Papaz, o eşyaları Jan Valjean ‘a hediye ettiğini, bunun hırsızlık olmadığını  söyler. Polisler  Jan Valjean’ı bırakırlar. 

Jan, papaza ” neden kurtardınız beni” dedi. Papaz ” bu yaptığın duyulursa  hiç kimse  fakirleri evinde  konuk etmez  bundan sonra  bu olsun istemedim “der.

Güvenmek , birine  güvenmek  sonsuza kadar yok edilmemeliydi  değil mi Jan ?
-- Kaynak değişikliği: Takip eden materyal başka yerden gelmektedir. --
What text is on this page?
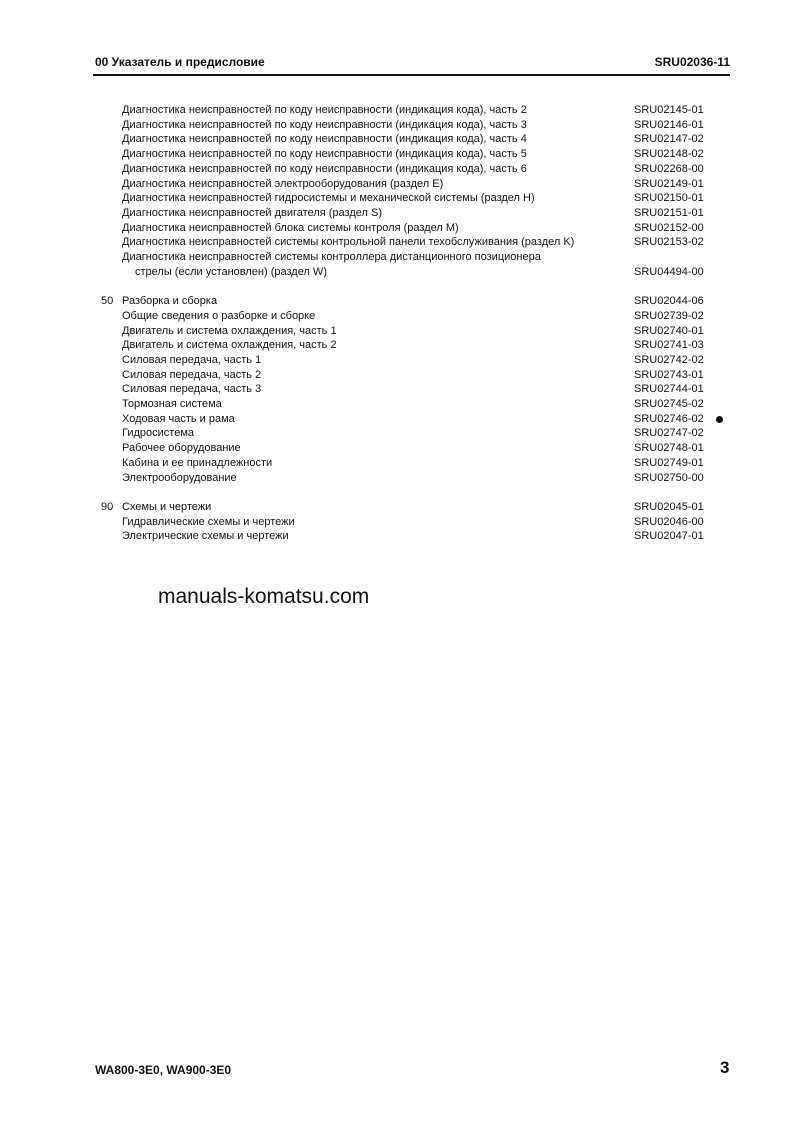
00 Указатель и предисловие	SRU02036-11
Диагностика неисправностей по коду неисправности (индикация кода), часть 2	SRU02145-01
Диагностика неисправностей по коду неисправности (индикация кода), часть 3	SRU02146-01
Диагностика неисправностей по коду неисправности (индикация кода), часть 4	SRU02147-02
Диагностика неисправностей по коду неисправности (индикация кода), часть 5	SRU02148-02
Диагностика неисправностей по коду неисправности (индикация кода), часть 6	SRU02268-00
Диагностика неисправностей электрооборудования (раздел E)	SRU02149-01
Диагностика неисправностей гидросистемы и механической системы (раздел H)	SRU02150-01
Диагностика неисправностей двигателя (раздел S)	SRU02151-01
Диагностика неисправностей блока системы контроля (раздел M)	SRU02152-00
Диагностика неисправностей системы контрольной панели техобслуживания (раздел K)	SRU02153-02
Диагностика неисправностей системы контроллера дистанционного позиционера
стрелы (если установлен) (раздел W)	SRU04494-00
50 Разборка и сборка	SRU02044-06
Общие сведения о разборке и сборке	SRU02739-02
Двигатель и система охлаждения, часть 1	SRU02740-01
Двигатель и система охлаждения, часть 2	SRU02741-03
Силовая передача, часть 1	SRU02742-02
Силовая передача, часть 2	SRU02743-01
Силовая передача, часть 3	SRU02744-01
Тормозная система	SRU02745-02
Ходовая часть и рама	SRU02746-02
Гидросистема	SRU02747-02
Рабочее оборудование	SRU02748-01
Кабина и ее принадлежности	SRU02749-01
Электрооборудование	SRU02750-00
90 Схемы и чертежи	SRU02045-01
Гидравлические схемы и чертежи	SRU02046-00
Электрические схемы и чертежи	SRU02047-01
manuals-komatsu.com
WA800-3E0, WA900-3E0	3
Çalışırdık formika çok işlevli masada, herşeyin masasında, yemeğin,derslerin,çay ve meyvelerin masasında, abimin, ablamın da masasında.  Yazılıya ,sınava, ÖSS’ye hazırlanırdık.

Her şey dümdüzdü. Düz ve yalın. Sade.

Sorular vardı, cevaplıyordun, oluyordu, kolaydı.